Is is a band-aid that is only going to allow the underlying issues to further fester.

Insurance companies profit by charging more in premiums than they pay out in claims. This is just going to accelerate them either pulling out of the state altogether, or if barred from doing so (and good luck with that in court); they will hike the premiums so high that no one would pay.

[–] [email protected] 2 points 4 days ago (1 children)

“No one will pay” — people with mortgages are required to pay or they lose their house

[–] thatKamGuy 2 points 4 days ago

To clarify, I meant more that no one will be able to pay; especially if their insurance premiums end up costing more than their monthly mortgage!

In a situation where the risk is assessed to be that there is another fire in the Palisades region within the next 10 years - and that there is a >50% chance of critical structural damage, then in order to cover all of the associated costs and operational expenses, your home premium would be ~10% of your home’s value!

[–] [email protected] 2 points 4 days ago (1 children)

Is it? If every state implemented this, insurance companies would have to be honest about their coverage or find another way to make money.

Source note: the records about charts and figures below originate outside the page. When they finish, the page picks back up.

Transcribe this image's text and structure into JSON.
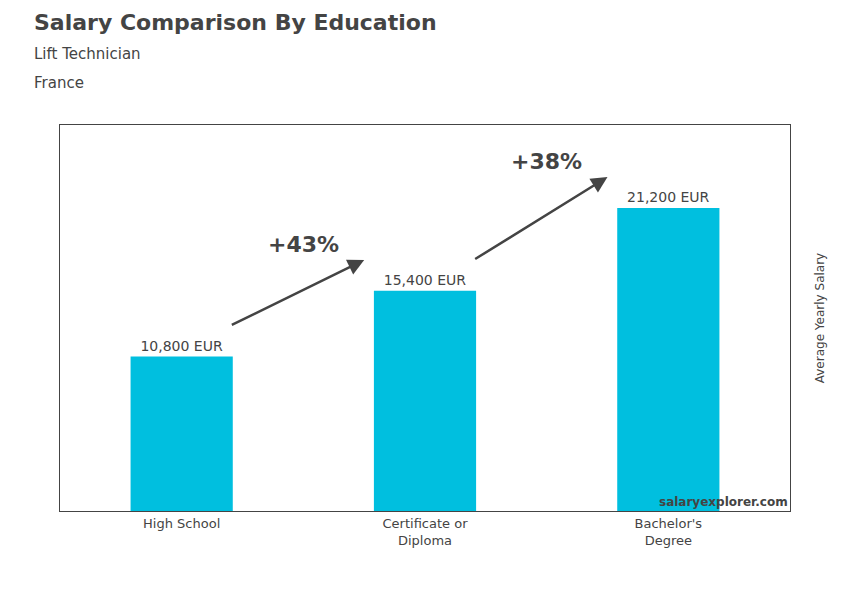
{
  "chart_data": {
    "type": "bar",
    "title": "Salary Comparison By Education",
    "subtitle": [
      "Lift Technician",
      "France"
    ],
    "ylabel": "Average Yearly Salary",
    "categories": [
      "High School",
      "Certificate or\nDiploma",
      "Bachelor's\nDegree"
    ],
    "values": [
      10800,
      15400,
      21200
    ],
    "value_labels": [
      "10,800 EUR",
      "15,400 EUR",
      "21,200 EUR"
    ],
    "data_labels": true,
    "color": "#00BFDF",
    "ylim": [
      0,
      27000
    ],
    "tick_labels": "x",
    "grid": false,
    "annotations": [
      "+43%",
      "+38%"
    ],
    "source": "salaryexplorer.com"
  }
}
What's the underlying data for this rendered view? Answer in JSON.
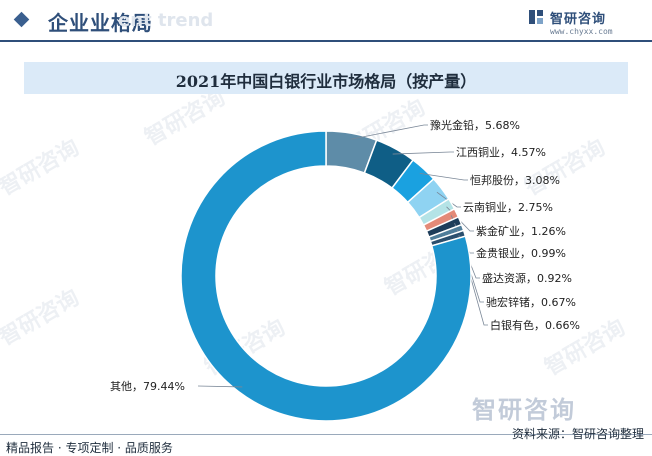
{
  "header": {
    "title": "企业业格局",
    "ghost_text": "ent trend"
  },
  "brand": {
    "name": "智研咨询",
    "url": "www.chyxx.com"
  },
  "watermark": {
    "text": "智研咨询"
  },
  "footer": {
    "left": "精品报告 · 专项定制 · 品质服务",
    "source": "资料来源：智研咨询整理"
  },
  "chart_data": {
    "type": "pie",
    "variant": "donut",
    "title": "2021年中国白银行业市场格局（按产量）",
    "legend": "none",
    "slices": [
      {
        "name": "豫光金铅",
        "value": 5.68,
        "label": "豫光金铅，5.68%",
        "color": "#5e8ca8"
      },
      {
        "name": "江西铜业",
        "value": 4.57,
        "label": "江西铜业，4.57%",
        "color": "#0f5e86"
      },
      {
        "name": "恒邦股份",
        "value": 3.08,
        "label": "恒邦股份，3.08%",
        "color": "#1aa1e0"
      },
      {
        "name": "云南铜业",
        "value": 2.75,
        "label": "云南铜业，2.75%",
        "color": "#8fd3f2"
      },
      {
        "name": "紫金矿业",
        "value": 1.26,
        "label": "紫金矿业，1.26%",
        "color": "#b4e3e6"
      },
      {
        "name": "金贵银业",
        "value": 0.99,
        "label": "金贵银业，0.99%",
        "color": "#e48a78"
      },
      {
        "name": "盛达资源",
        "value": 0.92,
        "label": "盛达资源，0.92%",
        "color": "#1e3d5a"
      },
      {
        "name": "驰宏锌锗",
        "value": 0.67,
        "label": "驰宏锌锗，0.67%",
        "color": "#4f7d9a"
      },
      {
        "name": "白银有色",
        "value": 0.66,
        "label": "白银有色，0.66%",
        "color": "#2b4f6e"
      },
      {
        "name": "其他",
        "value": 79.44,
        "label": "其他，79.44%",
        "color": "#1d94cd"
      }
    ]
  }
}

If we ban companies from making billions off of deceptive tactics the services won't completely disappear. Plenty of people willing to do the job for multi-millions. The system is totally unsustainable because theyve been taking billions with no intention of actually paying, they need to be stopped. (See healthcare).

[–] thatKamGuy 2 points 4 days ago

Insurance companies need to charge more than they pay out in order to be able to cover wages/salaries of their employees (assessor’s, customer service, sales etc.). So if an insurance provider’s risk model for the Palisades is that there is a >50% chance that the house will burn down again in the next 10 years - then they will need to charge like ~10% of the home’s value per year just to break even (ie. no profits for shareholders to leech off of).

The insurance premiums would be higher than the mortgage, and that’s assuming the insurance companies would firstly be able to sell such a coverage plan (ie. can it even be afforded), and that they don’t view the risk of miscalculating and making a loss as too great and pulling out of the market altogether.

Now don’t take this as a blanket defence of the insurance industry at large. There are plenty of companies (especially in the health sector) that are some of the scummiest on the planet - but asset insurance companies already largely work off making a very small amount of money off a large number of policies.